Oosthoek encyclopedie

Oosthoek's Uitgevers Mij. N.V (1916-1925)

Gepubliceerd op 10-01-2019

Lied

betekenis & definitie

Lied - is een gedicht dat lyrische elementen bevat, dus uiting is van het onmiddellijke gevoelsleven en dient vooral om stemmingen weer te geven en te wekken. In engeren zin noemt men tegenwoordig een lied een gedicht, dat gezongen wordt. Op verschillende wijze kunnen wij de liederen in soorten verdeelen. Een onderscheiding, die voor de Middeleeuwen en de 16e eeuw vooral gold, is die in „geestelijk” en „wereldlijk” lied.

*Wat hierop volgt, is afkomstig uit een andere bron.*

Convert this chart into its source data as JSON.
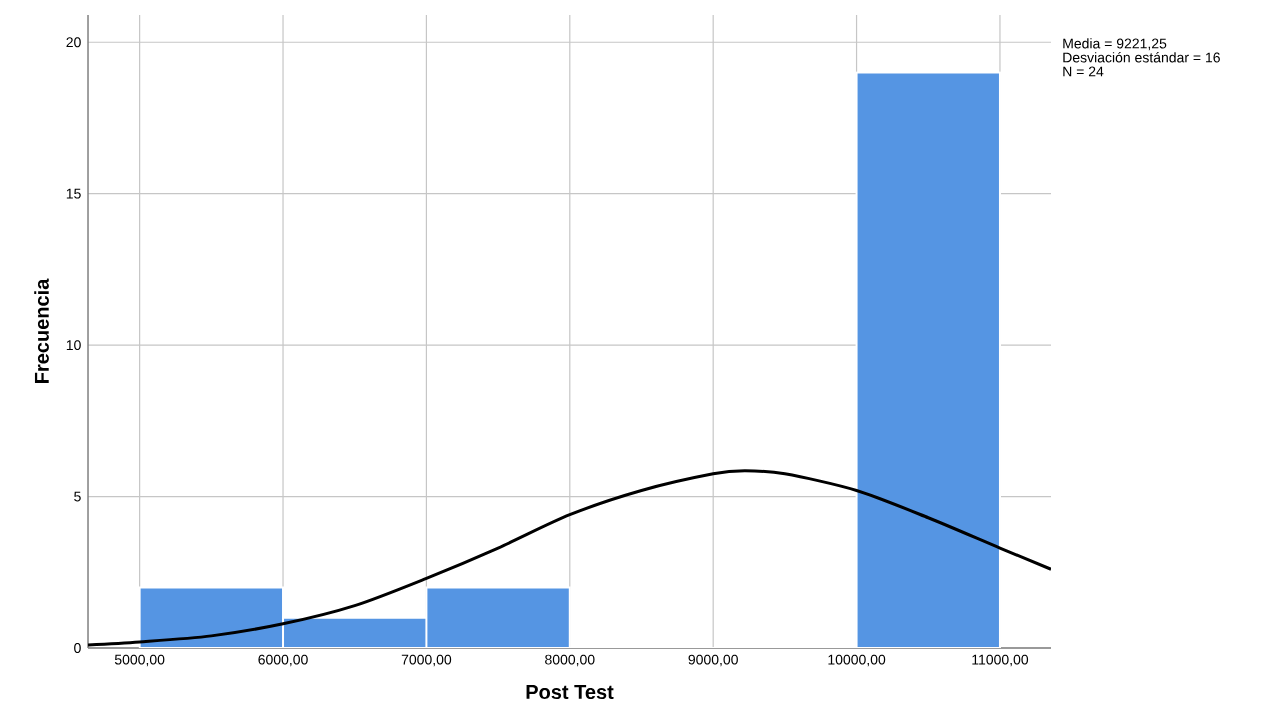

Wat de eerste soort betreft, tot haar hooren bekende liederen als „Ons genaket die Avondstar”, kerstliederen, liederen op Jezus en Maria, heiligen, enz. en ook als ondersoort kerkelijke liederen; men denke aan „Stabat mater dolorosa” ; het wereldlijk lied laat zich dan weer onderverdeelen in „minneliederen” (erotische poëzie), dans- en wiegeliederen, vriendschapsliederen, klaagliederen, natuurzangen, drinkliederen, tafelzangen, historieliederen, arbeidsliederen, krijgszangen, enz. Poelhekke onderscheidt „naar het ontstaan” volks- en cultuurliederen; de eerste zijn ontstaan in het volksleven waarvan zij de weerspiegeling zijn, de laatste zijn de gevoelsuitstortingen van den enkeling. Zie diens „Woordkunst”. De oudste geschiedenis van het Nederlandsche lied staat niet vast; wij hebben verzamelingen vanaf de 15de eeuw, waarschijnlijk is het volkslied in ons land onder Duitschen invloed ontstaan.Latere liederdichters zijn Hooft, Breero, Starter, van geestelijke liederen Camphuysen, Revius; in de 19de eeuw, Staring, Beets, van Eeden; mooie, levende liederen dichtte Adama van Scheltema. Verzamelingen : Coers, Liederboek van Groot-Nederland (1897—1912, 4 dln.); F. van Duys, Het oude Nederlandsche lied, teksten en melodieën (1903—1907, 3 dln.). Litteratuur: G. Kalff, Het lied in de middeleeuwen (1884); C. C. v. d. Graft, Middelnederlandsche historieliederen (1904); J. A. N. Knuttel, Het geestelijk lied voor de Kerkhervorming (1906).

— (Muz.). Zooals boven gezegd is, is l. in engeren zin een gedicht, dat gezongen wordt. Het is de eenvoudigste vorm waarin de verbinding van woord en toon zich kan voordoen. Het eenvoudigste L, het volkslied is — uit den aard der zaak — naïef, wat den poëtischen inhoud, beknopt wat den vorm, eenvoudig wat de melodie betreft. De meesters der toonkunst hebben te allen tijde het lied beoefend en gecultiveerd. Naast het volkslied stond het Minnelied van de Troubadours; de kerk volgde en liet godsdienstige l. toe (Maria-L.) ; na de Hervorming ontstond, door Luther zoo niet geschapen, dan toch gepropageerd, het Protestantsche kerkl.en toen de luit ’t instrument van den familiekring was geworden, diende zij ook om het l. te begeleiden.

Ook het koorl. zonder instrumentale begeleiding (Madrigaal) dient hier te worden vermeld. Tegenwoordig wordt het l. voornamelijk geschreven met pianobegeleiding. Het door enkele componisten gecultiveerde orchest-l. strijdt in zijn wezen met den intiemen aard van het l. De grootste meester van het l. is zonder tegenspraak Franz Schubert; na hem moeten worden genoemd Schumann, Cornelius, Brahms, Jenaen, Hugo Wolf, Rich. Strauss en Mahler. Zie ook : DOORGECOMPONEERD en LYRISCHE POËZIE.